Se io fossi Hans Blix, oggi che è il pomeriggio del 18 novembre 2002, mentre atterro a Bagdad con un Hercules partito da Cipro, sarei un po’ ansioso. Perché sono schiacciato tra due macigni: da una parte gli Stati Uniti d’America, dall’altra Saddam Hussein.

In mezzo io, capo degli ispettori dell’Onu, incaricato di cercare le armi di distruzione di massa. Se le trovo gli Stati Uniti scatenano la guerra; se non le trovo staremo a vedere. Ma io temo che ci sia poco da stare a vedere. Per gli americani, che vogliono decidere loro – è un vizio – noi dell’Onu siamo inaffidabili. Per gli iracheni siamo spie. E ho tempo fino al 23 febbraio dell’anno prossimo e così mi metto subito a cercare queste benedette armi. E non è facile. Stiamo, noi ispettori, al Canal hotel, periferia di Baghdad. Sveglia alle 4 del mattino, si esce subito dalle camere che hanno le sbarre alle finestre e si va a fare 4 chiacchiere in giardino.

Perché in camera si può comunicare solo scambiandoci biglietti scritti a penna: le sale sono state disinfestate da una squadra di tecnici svizzeri, ma la paura delle cimici di Saddam Hussein è alta. Anche le donne delle pulizie sono impiegate dell’Onu e vengono anche loro da Cipro. Non si sa mai.

baghdad

Alle 5, subito dopo colazione, inizia il rimpiattino. Noi sgommiamo sui fuoristrada Toyota equipaggiati con rilevatori di radiazioni e scanner capaci di sentire microbi e tossine. Si va ad ispezionare. Ma prima bisogna cercare di seminare gli iracheni che ci seguono per allertare i loro superiori sull’obiettivo del giorno. Dietro ci sono i giornalisti e anche loro fanno una vitaccia: a volte Saddam li osteggia; a volte li incoraggia. Vallo a sapere. Lui è fatto così. Abbiamo visitato sette volte un impianto nucleare, abbiamo annusato un barattolo di marmellata nel palazzo presidenziale di Al Sajoud, abbiamo prelevato acqua dall’Eufrate, ispezionato gli impianti dell’aria condizionata di distillerie e fabbriche di latte in polvere. Metti che la notte producano tossine.

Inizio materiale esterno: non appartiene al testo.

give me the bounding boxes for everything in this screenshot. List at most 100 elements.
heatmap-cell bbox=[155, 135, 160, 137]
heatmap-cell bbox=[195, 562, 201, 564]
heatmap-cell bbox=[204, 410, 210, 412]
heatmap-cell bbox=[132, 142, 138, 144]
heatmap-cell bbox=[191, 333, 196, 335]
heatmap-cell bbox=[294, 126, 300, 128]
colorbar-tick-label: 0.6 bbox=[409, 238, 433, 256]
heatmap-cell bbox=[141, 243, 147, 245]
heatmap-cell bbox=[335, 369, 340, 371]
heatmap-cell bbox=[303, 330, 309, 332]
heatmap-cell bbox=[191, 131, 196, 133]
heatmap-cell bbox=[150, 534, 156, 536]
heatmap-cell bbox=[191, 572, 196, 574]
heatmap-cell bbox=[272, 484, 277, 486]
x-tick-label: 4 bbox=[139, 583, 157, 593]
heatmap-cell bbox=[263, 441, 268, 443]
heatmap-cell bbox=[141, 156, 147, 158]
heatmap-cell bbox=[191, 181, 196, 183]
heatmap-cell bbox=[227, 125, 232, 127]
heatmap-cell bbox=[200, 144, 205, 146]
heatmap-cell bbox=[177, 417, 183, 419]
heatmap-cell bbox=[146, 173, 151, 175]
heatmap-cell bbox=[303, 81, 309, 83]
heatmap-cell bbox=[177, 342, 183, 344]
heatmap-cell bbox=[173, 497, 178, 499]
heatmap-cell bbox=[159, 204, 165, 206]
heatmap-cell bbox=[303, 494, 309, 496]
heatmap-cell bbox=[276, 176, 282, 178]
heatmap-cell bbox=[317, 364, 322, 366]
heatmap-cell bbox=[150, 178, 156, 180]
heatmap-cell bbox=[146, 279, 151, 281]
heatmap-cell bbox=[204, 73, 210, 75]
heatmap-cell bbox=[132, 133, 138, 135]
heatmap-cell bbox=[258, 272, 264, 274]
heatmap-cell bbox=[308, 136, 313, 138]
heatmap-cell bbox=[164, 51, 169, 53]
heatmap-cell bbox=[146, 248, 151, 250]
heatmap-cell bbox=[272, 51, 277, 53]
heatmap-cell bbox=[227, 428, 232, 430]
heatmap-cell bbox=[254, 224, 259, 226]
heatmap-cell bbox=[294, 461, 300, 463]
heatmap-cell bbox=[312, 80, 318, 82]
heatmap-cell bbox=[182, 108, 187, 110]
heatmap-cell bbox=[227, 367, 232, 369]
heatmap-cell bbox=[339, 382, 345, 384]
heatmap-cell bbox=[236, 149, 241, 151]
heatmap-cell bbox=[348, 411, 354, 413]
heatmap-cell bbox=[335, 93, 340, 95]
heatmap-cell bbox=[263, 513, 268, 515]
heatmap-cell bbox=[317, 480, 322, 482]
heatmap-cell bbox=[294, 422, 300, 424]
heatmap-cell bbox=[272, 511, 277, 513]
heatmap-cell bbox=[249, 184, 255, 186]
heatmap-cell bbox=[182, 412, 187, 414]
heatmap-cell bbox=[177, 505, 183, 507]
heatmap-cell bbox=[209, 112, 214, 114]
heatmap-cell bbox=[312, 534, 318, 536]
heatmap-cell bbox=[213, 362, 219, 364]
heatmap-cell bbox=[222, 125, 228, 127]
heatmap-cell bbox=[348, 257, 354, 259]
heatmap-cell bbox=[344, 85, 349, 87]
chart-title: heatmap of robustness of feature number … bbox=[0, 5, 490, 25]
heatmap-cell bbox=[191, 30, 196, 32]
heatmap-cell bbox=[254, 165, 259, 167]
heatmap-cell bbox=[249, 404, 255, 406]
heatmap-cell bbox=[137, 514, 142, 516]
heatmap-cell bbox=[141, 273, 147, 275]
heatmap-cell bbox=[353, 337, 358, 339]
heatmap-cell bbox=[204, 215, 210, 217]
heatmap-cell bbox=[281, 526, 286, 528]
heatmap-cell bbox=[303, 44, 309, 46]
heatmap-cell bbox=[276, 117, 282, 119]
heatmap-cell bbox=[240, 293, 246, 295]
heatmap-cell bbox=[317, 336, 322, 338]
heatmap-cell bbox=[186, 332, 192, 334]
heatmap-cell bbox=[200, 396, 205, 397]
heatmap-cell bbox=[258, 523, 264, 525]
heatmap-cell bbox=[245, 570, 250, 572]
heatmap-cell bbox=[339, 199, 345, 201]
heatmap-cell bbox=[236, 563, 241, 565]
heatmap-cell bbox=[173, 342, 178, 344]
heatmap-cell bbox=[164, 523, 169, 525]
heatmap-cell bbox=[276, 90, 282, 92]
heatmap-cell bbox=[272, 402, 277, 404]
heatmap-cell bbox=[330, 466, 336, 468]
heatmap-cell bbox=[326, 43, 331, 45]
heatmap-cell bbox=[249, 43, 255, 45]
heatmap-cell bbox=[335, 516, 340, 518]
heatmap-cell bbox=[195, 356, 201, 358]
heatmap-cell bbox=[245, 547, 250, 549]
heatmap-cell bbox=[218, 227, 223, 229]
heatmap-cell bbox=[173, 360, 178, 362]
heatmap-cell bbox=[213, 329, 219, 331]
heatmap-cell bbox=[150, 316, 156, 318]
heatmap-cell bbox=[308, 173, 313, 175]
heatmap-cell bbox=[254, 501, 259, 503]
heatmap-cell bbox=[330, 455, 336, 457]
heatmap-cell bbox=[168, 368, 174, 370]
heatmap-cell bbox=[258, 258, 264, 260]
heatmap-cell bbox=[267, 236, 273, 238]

Non troviamo niente. Facciamo 700 ispezioni e niente. Ogni tanto chiama Condoleezza Rice chiedendomi più durezza. Si è incacchiata perché siamo venuti senza le tutone protettive. Le tutone bianche fanno già pericolo. Mi hanno accusato perché uno degli ispettori è anche un’autorità nel campo del sadomasochismo. Io ho detto che la vita privata non deve interferire con quella professionale: “Che c’entra il sadomasochismo?”
Adesso, quindici anni dopo, con la guerra in Iraq che di fatto non è ancora finita, credo che un po’ in qualche modo c’entri.